Shaving horse that I built from what was once a 10 x 12 red oak tie beam, salvaged from an 1840's barn. Also used some beech, ash, & cherry. This is where the final peg shaping takes place.

The wood specie for your timber frame is entirely dependent on your preference. I have contacts with many different Amish sawmills and can get virtually any hardwood as well as hemlock and white pine. But after working with many different wood species over the years, I've developed a strong preference for eastern white pine. White pine has many desirable characteristics that make it one of the most suitable species to be used in heavy timber construction. It tends to remain dimensionally stable, has a relatively low rate of shrinkage, a beautiful rustic quality, much less prone to surface checks and "ring-shake" than hemlock, a nice strength-to-weight ratio, and it is much lower in cost than most hardwoods. All-in-all, as one well-respected timber framer/author put it, it comes pretty close to being the perfect timber framing species. Also, for the handcrafter practicing his trade with hand-tools, EWP has a very workable texture that is a pleasure to work with.
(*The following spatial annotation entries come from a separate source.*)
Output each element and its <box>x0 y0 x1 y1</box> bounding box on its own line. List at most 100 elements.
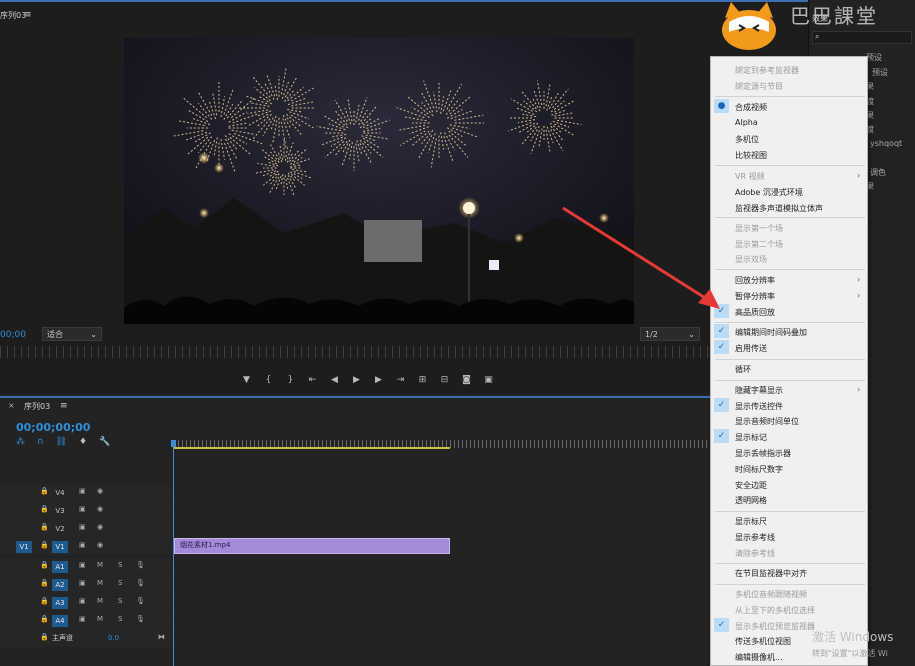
monitor-time-ruler[interactable] <box>0 346 808 358</box>
master-volume-value[interactable]: 0.0 <box>108 634 119 642</box>
eye-icon[interactable]: ◉ <box>97 541 103 549</box>
mark-in-icon[interactable]: ▼ <box>240 375 253 385</box>
mute-button[interactable]: M <box>97 615 103 623</box>
add-marker-icon[interactable]: ♦ <box>79 437 87 447</box>
wrench-icon[interactable]: 🔧 <box>99 437 110 447</box>
solo-button[interactable]: S <box>118 615 122 623</box>
nest-sequence-icon[interactable]: ⁂ <box>16 437 25 447</box>
timeline-timecode[interactable]: 00;00;00;00 <box>16 421 90 434</box>
menu-item[interactable]: 比较视图 <box>735 150 767 161</box>
menu-item[interactable]: 循环 <box>735 364 751 375</box>
lock-icon[interactable]: 🔒 <box>40 633 49 641</box>
track-name[interactable]: V3 <box>52 505 68 517</box>
menu-item[interactable]: VR 视频 <box>735 171 765 182</box>
solo-button[interactable]: S <box>118 579 122 587</box>
effects-item[interactable]: yshqoqt <box>870 139 902 148</box>
lock-icon[interactable]: 🔒 <box>40 615 49 623</box>
sync-lock-icon[interactable]: ▣ <box>79 505 86 513</box>
sync-lock-icon[interactable]: ▣ <box>79 597 86 605</box>
lock-icon[interactable]: 🔒 <box>40 561 49 569</box>
panel-menu-icon[interactable]: ≡ <box>60 401 68 411</box>
go-to-end-icon[interactable]: ⧓ <box>158 633 165 641</box>
track-name[interactable]: V1 <box>52 541 68 553</box>
monitor-tab-label[interactable]: 序列03 <box>0 10 26 21</box>
menu-item[interactable]: 显示第二个场 <box>735 239 783 250</box>
track-name[interactable]: A4 <box>52 615 68 627</box>
menu-item[interactable]: 从上至下的多机位选择 <box>735 605 815 616</box>
lock-icon[interactable]: 🔒 <box>40 597 49 605</box>
insert-icon[interactable]: ⊞ <box>416 375 429 385</box>
play-icon[interactable]: ▶ <box>350 375 363 385</box>
lock-icon[interactable]: 🔒 <box>40 487 49 495</box>
sync-lock-icon[interactable]: ▣ <box>79 487 86 495</box>
eye-icon[interactable]: ◉ <box>97 505 103 513</box>
track-name[interactable]: A1 <box>52 561 68 573</box>
lock-icon[interactable]: 🔒 <box>40 523 49 531</box>
menu-item[interactable]: Adobe 沉浸式环境 <box>735 187 803 198</box>
effects-item[interactable]: 调色 <box>870 167 886 178</box>
menu-item[interactable]: 显示第一个场 <box>735 223 783 234</box>
mark-bracket-in-icon[interactable]: { <box>262 375 275 385</box>
menu-item[interactable]: 绑定源与节目 <box>735 81 783 92</box>
menu-item[interactable]: 隐藏字幕显示 <box>735 385 783 396</box>
timeline-tab-label[interactable]: 序列03 <box>24 401 50 412</box>
lock-icon[interactable]: 🔒 <box>40 505 49 513</box>
menu-item[interactable]: 回放分辨率 <box>735 275 775 286</box>
resolution-select[interactable]: 1/2 ⌄ <box>640 327 700 341</box>
menu-item[interactable]: 启用传送 <box>735 343 767 354</box>
work-area-bar[interactable] <box>174 447 450 449</box>
menu-item[interactable]: 编辑期间时间码叠加 <box>735 327 807 338</box>
mark-bracket-out-icon[interactable]: } <box>284 375 297 385</box>
menu-item[interactable]: 显示标记 <box>735 432 767 443</box>
effects-search-input[interactable]: ⌕ <box>812 31 912 44</box>
menu-item[interactable]: 在节目监视器中对齐 <box>735 568 807 579</box>
go-to-in-icon[interactable]: ⇤ <box>306 375 319 385</box>
solo-button[interactable]: S <box>118 561 122 569</box>
step-forward-icon[interactable]: ▶ <box>372 375 385 385</box>
menu-item[interactable]: 显示音频时间单位 <box>735 416 799 427</box>
menu-item[interactable]: 显示双场 <box>735 254 767 265</box>
zoom-select[interactable]: 适合 ⌄ <box>42 327 102 341</box>
menu-item[interactable]: 监视器多声道模拟立体声 <box>735 203 823 214</box>
menu-item[interactable]: 清除参考线 <box>735 548 775 559</box>
microphone-icon[interactable]: 🎙 <box>136 579 145 587</box>
solo-button[interactable]: S <box>118 597 122 605</box>
close-icon[interactable]: × <box>8 401 15 410</box>
source-patch[interactable]: V1 <box>16 541 32 553</box>
go-to-out-icon[interactable]: ⇥ <box>394 375 407 385</box>
menu-item[interactable]: 编辑摄像机... <box>735 652 783 663</box>
panel-menu-icon[interactable]: ≡ <box>24 10 32 20</box>
menu-item[interactable]: 显示参考线 <box>735 532 775 543</box>
track-name[interactable]: V2 <box>52 523 68 535</box>
menu-item[interactable]: 多机位音频跟随视频 <box>735 589 807 600</box>
menu-item[interactable]: 高品质回放 <box>735 307 775 318</box>
effects-item[interactable]: 预设 <box>866 52 882 63</box>
sync-lock-icon[interactable]: ▣ <box>79 615 86 623</box>
menu-item[interactable]: 显示传送控件 <box>735 401 783 412</box>
snap-icon[interactable]: ∩ <box>37 437 44 447</box>
menu-item[interactable]: 时间标尺数字 <box>735 464 783 475</box>
lock-icon[interactable]: 🔒 <box>40 579 49 587</box>
eye-icon[interactable]: ◉ <box>97 523 103 531</box>
mute-button[interactable]: M <box>97 597 103 605</box>
menu-item[interactable]: 显示标尺 <box>735 516 767 527</box>
sync-lock-icon[interactable]: ▣ <box>79 523 86 531</box>
microphone-icon[interactable]: 🎙 <box>136 561 145 569</box>
sync-lock-icon[interactable]: ▣ <box>79 541 86 549</box>
menu-item[interactable]: Alpha <box>735 118 758 127</box>
overwrite-icon[interactable]: ⊟ <box>438 375 451 385</box>
microphone-icon[interactable]: 🎙 <box>136 597 145 605</box>
menu-item[interactable]: 多机位 <box>735 134 759 145</box>
menu-item[interactable]: 显示多机位预览监视器 <box>735 621 815 632</box>
menu-item[interactable]: 安全边距 <box>735 480 767 491</box>
menu-item[interactable]: 合成视频 <box>735 102 767 113</box>
track-name[interactable]: V4 <box>52 487 68 499</box>
lock-icon[interactable]: 🔒 <box>40 541 49 549</box>
menu-item[interactable]: 绑定到参考监视器 <box>735 65 799 76</box>
sync-lock-icon[interactable]: ▣ <box>79 579 86 587</box>
mute-button[interactable]: M <box>97 579 103 587</box>
playhead-handle[interactable] <box>171 440 176 447</box>
menu-item[interactable]: 暂停分辨率 <box>735 291 775 302</box>
menu-item[interactable]: 透明网格 <box>735 495 767 506</box>
track-name[interactable]: A3 <box>52 597 68 609</box>
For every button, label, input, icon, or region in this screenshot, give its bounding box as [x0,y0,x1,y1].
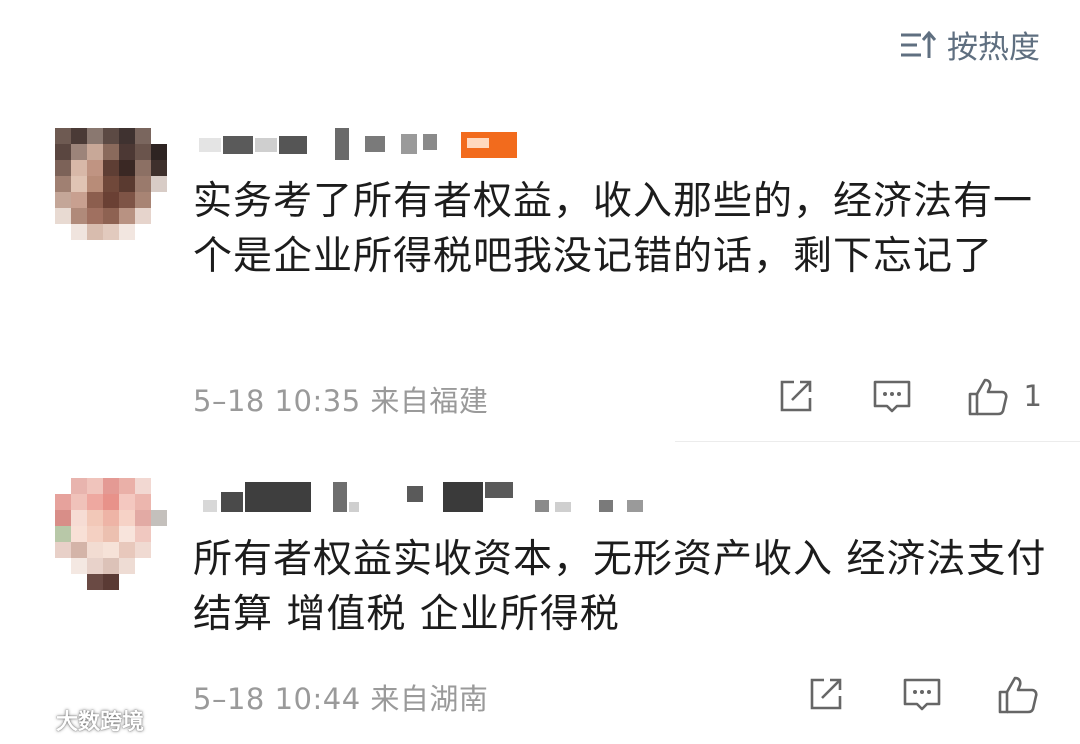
thumbs-up-icon [968,378,1008,416]
weibo-logo-icon [9,709,49,733]
username-blurred[interactable] [195,128,525,160]
comment-meta: 5–18 10:35 来自福建 [193,384,489,418]
reply-button[interactable] [870,374,914,418]
share-button[interactable] [774,374,818,418]
like-button[interactable]: 1 [966,374,1042,418]
comment-actions [804,672,1040,716]
avatar[interactable] [55,128,167,240]
comment-meta: 5–18 10:44 来自湖南 [193,682,489,716]
comment-text: 所有者权益实收资本，无形资产收入 经济法支付结算 增值税 企业所得税 [193,537,1047,637]
share-icon [810,678,842,710]
comment-actions: 1 [774,374,1042,418]
watermark-text: 大数跨境 [56,710,145,735]
sort-lines-icon [901,30,937,58]
comment-bubble-icon [873,380,910,413]
share-button[interactable] [804,672,848,716]
avatar[interactable] [55,478,167,590]
username-blurred[interactable] [195,478,643,512]
like-button[interactable] [996,672,1040,716]
like-count: 1 [1023,379,1042,413]
reply-button[interactable] [900,672,944,716]
thumbs-up-icon [998,676,1038,714]
watermark: 大数跨境 [8,704,144,736]
comment-text: 实务考了所有者权益，收入那些的，经济法有一个是企业所得税吧我没记错的话，剩下忘记… [193,179,1034,279]
sort-label: 按热度 [947,30,1040,66]
share-icon [780,380,811,412]
comment-bubble-icon [903,678,941,711]
comment-divider [675,441,1080,442]
sort-by-heat-button[interactable]: 按热度 [899,22,1040,67]
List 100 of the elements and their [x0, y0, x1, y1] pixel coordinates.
The process of raising your timber frame usually occurs in two phases. First is the onsite pre-assembly of the timber framework, where the bents, or cross frames are laid out, assembled and pegged, lying flat on the deck and ready to be raised. This process can take anywhere from 1-3 days. On raising day, the bents are tipped or lifted into their vertical positions. Connecting girts, braces, top plates and rafters are then installed. Traditionally, it has long been the custom for family and friends to lend a helping hand in the frame-raising process, and they are welcome to attend. But for safety and efficiency, some form of mechanical assistance is usually necessary on raising day.

Since I work alone with no crew or machinery, it does not make sense for me to offer on-site structure installation. Your local GC with crew and mechanical assistance is the much more logical and economic choice. However, I will have prepared for you a very detailed, project-specific assembly manual that will easily guide you through the pre-assembly process and then the actual raising day, with every timber labeled according to its orientation within the frame.

A wooden platform sitting in the middle of a forest.
Pre-assembly of bents on deck.
A person sitting on the ground in front of a house.
Wall assembly being set in place on raising day.